Das Auge der Medusa. Johanna T. Hellmich
sollte …
Als Medusa im Café ankam, hatte sie ihr Lächeln verloren. Beunruhigt runzelte sie die Stirn. Sie wusste nicht, was passieren würde, wusste nicht, wer Alfred überhaupt war, warum er plötzlich wieder auftauchte. Warum ausgerechnet sie Charlys Traum empfangen hatte. Und trotz ihres Vertrauens in Clara wusste Medusa, dass ihre Freundin auch keine Antworten auf diese Fragen hatte.
Als sie das kleine Café Spilled Tea betrat, sah sie Clara, die ihr von einem Eck aus zuwinkte. Sie saß dort mit drei Freunden. Sie erkannte Leah und Lukas, doch die dritte Person kam ihr nicht bekannt vor. Die Unbekannte drehte sich mit dem Rest der Gruppe um, um Medusa zu begrüßen.
„Morgen!“, rief ihr Lukas zu.
„Morgen“, murmelte Medusa zurück. Sie gewöhnte sich nur langsam an Lukas‘ übertrieben fröhliche Art. Gerade so früh am Vormittag war ihr sein Strahlen einfach zu viel. Leah nickte ihr zu, was Medusa erleichtert erwiderte. Dann wandte Medusa sich der Fremden zu, doch bevor sie sich vorstellen konnte, fing diese bereits an zu sprechen.

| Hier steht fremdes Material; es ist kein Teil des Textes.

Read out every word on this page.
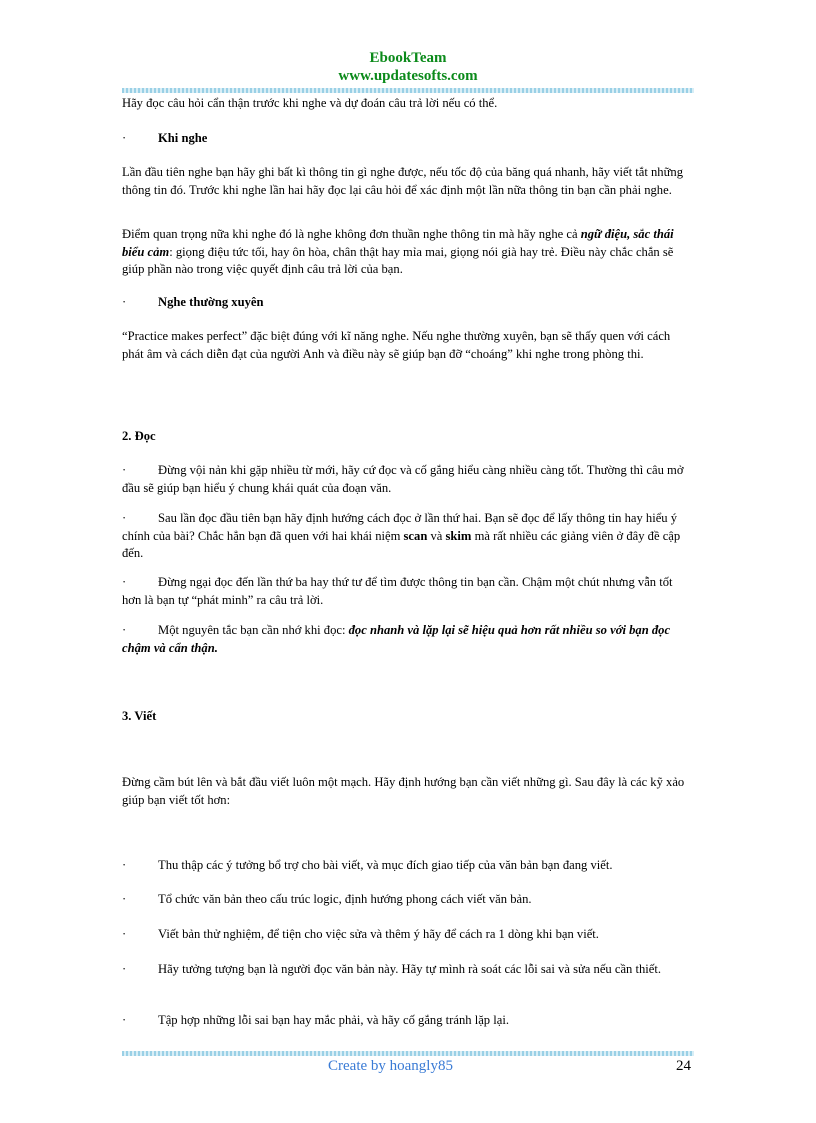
EbookTeam
www.updatesofts.com

Hãy đọc câu hỏi cẩn thận trước khi nghe và dự đoán câu trả lời nếu có thể.

·	Khi nghe

Lần đầu tiên nghe bạn hãy ghi bất kì thông tin gì nghe được, nếu tốc độ của băng quá nhanh, hãy viết tắt những thông tin đó. Trước khi nghe lần hai hãy đọc lại câu hỏi để xác định một lần nữa thông tin bạn cần phải nghe.

Điểm quan trọng nữa khi nghe đó là nghe không đơn thuần nghe thông tin mà hãy nghe cả ngữ điệu, sắc thái biểu cảm: giọng điệu tức tối, hay ôn hòa, chân thật hay mỉa mai, giọng nói già hay trẻ. Điều này chắc chắn sẽ giúp phần nào trong việc quyết định câu trả lời của bạn.

·	Nghe thường xuyên

“Practice makes perfect” đặc biệt đúng với kĩ năng nghe. Nếu nghe thường xuyên, bạn sẽ thấy quen với cách phát âm và cách diễn đạt của người Anh và điều này sẽ giúp bạn đỡ “choáng” khi nghe trong phòng thi.

2. Đọc

·	Đừng vội nản khi gặp nhiều từ mới, hãy cứ đọc và cố gắng hiểu càng nhiều càng tốt. Thường thì câu mở đầu sẽ giúp bạn hiểu ý chung khái quát của đoạn văn.

·	Sau lần đọc đầu tiên bạn hãy định hướng cách đọc ở lần thứ hai. Bạn sẽ đọc để lấy thông tin hay hiểu ý chính của bài? Chắc hẳn bạn đã quen với hai khái niệm scan và skim mà rất nhiều các giảng viên ở đây đề cập đến.

·	Đừng ngại đọc đến lần thứ ba hay thứ tư để tìm được thông tin bạn cần. Chậm một chút nhưng vẫn tốt hơn là bạn tự “phát minh” ra câu trả lời.

·	Một nguyên tắc bạn cần nhớ khi đọc: đọc nhanh và lặp lại sẽ hiệu quả hơn rất nhiều so với bạn đọc chậm và cẩn thận.

3. Viết

Đừng cầm bút lên và bắt đầu viết luôn một mạch. Hãy định hướng bạn cần viết những gì. Sau đây là các kỹ xảo giúp bạn viết tốt hơn:

·	Thu thập các ý tưởng bổ trợ cho bài viết, và mục đích giao tiếp của văn bản bạn đang viết.

·	Tổ chức văn bản theo cấu trúc logic, định hướng phong cách viết văn bản.

·	Viết bản thử nghiệm, để tiện cho việc sửa và thêm ý hãy để cách ra 1 dòng khi bạn viết.

·	Hãy tưởng tượng bạn là người đọc văn bản này. Hãy tự mình rà soát các lỗi sai và sửa nếu cần thiết.

·	Tập hợp những lỗi sai bạn hay mắc phải, và hãy cố gắng tránh lặp lại.

Create by hoangly85	24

„Hey, ich bin Vivien, aber du kannst mich auch Vivi nennen. Du musst Medusa sein!“
Clara zuckte leicht zusammen und warf Medusa einen entschuldigenden Blick zu, doch diese hob einfach nur die Schultern. „Hi, du kannst mich Me nennen.“
Vivien zog ihre Augenbrauen zusammen. „Me wie der Anfang von Medusa?“
Da sprang Clara ein, um sie zu retten: „Ja, genau. Me wie Medusa. Me mag ihren vollen Namen nicht besonders, deshalb nennt sie jeder einfach nur Me.“
Medusa nickte, und bevor Vivien irgendeine unerwünschte Frage stellen konnte, setzte Medusa sich schnell auf die Bank neben Clara. Deren Augen stellten die Frage, die sie im Moment nicht laut aussprechen konnte. Was ist letzte Nacht passiert? Medusa nickte ihr leicht zu. Sie würde von dem Traum und von allem, was sie erfahren hatte, erzählen, sobald sie unter sich waren. Sie bestellte einen Cappuccino und lauschte Lukas, der begeistert von seinem neuen Proseminar erzählte.

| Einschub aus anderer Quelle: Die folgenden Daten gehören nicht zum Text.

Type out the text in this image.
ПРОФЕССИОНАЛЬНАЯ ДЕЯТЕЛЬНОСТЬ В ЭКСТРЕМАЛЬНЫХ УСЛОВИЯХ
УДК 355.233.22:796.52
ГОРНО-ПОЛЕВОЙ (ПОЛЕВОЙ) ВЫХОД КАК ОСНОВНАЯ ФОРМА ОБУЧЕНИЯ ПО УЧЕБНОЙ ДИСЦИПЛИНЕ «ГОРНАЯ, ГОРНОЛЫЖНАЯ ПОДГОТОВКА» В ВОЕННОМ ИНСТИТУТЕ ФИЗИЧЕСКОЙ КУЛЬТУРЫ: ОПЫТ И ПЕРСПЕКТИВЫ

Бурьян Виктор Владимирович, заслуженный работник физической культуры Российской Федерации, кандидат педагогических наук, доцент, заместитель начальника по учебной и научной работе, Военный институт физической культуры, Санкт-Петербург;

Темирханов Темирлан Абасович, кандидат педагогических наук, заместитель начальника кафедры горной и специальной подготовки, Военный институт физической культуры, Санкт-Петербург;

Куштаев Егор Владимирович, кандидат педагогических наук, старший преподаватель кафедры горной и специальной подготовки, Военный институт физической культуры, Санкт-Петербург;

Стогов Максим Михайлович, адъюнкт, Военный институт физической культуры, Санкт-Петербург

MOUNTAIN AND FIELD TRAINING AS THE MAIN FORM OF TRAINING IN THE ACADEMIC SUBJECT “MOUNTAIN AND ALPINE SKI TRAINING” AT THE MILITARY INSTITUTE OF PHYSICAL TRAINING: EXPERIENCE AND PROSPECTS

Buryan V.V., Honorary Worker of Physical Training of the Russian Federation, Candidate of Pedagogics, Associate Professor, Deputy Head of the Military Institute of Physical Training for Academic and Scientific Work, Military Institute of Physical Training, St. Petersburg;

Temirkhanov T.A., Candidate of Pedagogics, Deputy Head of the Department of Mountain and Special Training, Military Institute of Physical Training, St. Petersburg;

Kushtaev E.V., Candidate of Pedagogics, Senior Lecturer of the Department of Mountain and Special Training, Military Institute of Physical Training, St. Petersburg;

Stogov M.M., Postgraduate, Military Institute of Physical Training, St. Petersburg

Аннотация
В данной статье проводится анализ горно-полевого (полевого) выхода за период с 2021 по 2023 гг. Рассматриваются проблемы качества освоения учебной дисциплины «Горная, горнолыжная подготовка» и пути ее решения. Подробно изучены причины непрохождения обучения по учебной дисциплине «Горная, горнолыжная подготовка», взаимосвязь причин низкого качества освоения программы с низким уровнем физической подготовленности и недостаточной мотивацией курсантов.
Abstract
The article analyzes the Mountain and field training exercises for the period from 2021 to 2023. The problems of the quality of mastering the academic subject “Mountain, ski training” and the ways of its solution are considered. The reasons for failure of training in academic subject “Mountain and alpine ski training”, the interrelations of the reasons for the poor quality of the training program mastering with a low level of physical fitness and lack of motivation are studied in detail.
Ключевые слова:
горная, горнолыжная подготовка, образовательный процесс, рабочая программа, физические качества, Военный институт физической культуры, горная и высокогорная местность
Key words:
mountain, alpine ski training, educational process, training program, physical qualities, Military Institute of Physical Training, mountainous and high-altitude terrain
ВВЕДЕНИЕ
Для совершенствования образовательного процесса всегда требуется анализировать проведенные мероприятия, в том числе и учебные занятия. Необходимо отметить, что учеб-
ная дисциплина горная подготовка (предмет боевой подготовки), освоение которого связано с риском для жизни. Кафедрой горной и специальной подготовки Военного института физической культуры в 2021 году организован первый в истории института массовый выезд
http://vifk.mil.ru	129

Clara und Leah studierten Psychologie, Lukas und Vivien hatten Sprachwissenschaft gewählt, wobei Vivien zusätzlich noch Soziologie studierte. Clara hatte einst gescherzt, dass Soziologie das Studium für Leute war, die Psychologie nicht schafften. Medusa fragte sich, ob sie noch immer dieser Meinung war. Sie war nicht interessiert an diesen Diskussionen über das Studentenleben. Sie selbst hatte sich gegen ein Studium entschieden und begonnen, zu arbeiten. So hatte sie Clara kennengelernt, die in der gleichen Bar wie sie kellnerte. Sie hatte für ein Semester Alte Geschichte studiert, doch bald herausgefunden, dass es ihr mehr brachte, die Literatur und entsprechenden Artikel zu lesen, als einem Professor angespannt für zwei Stunden zuzuhören.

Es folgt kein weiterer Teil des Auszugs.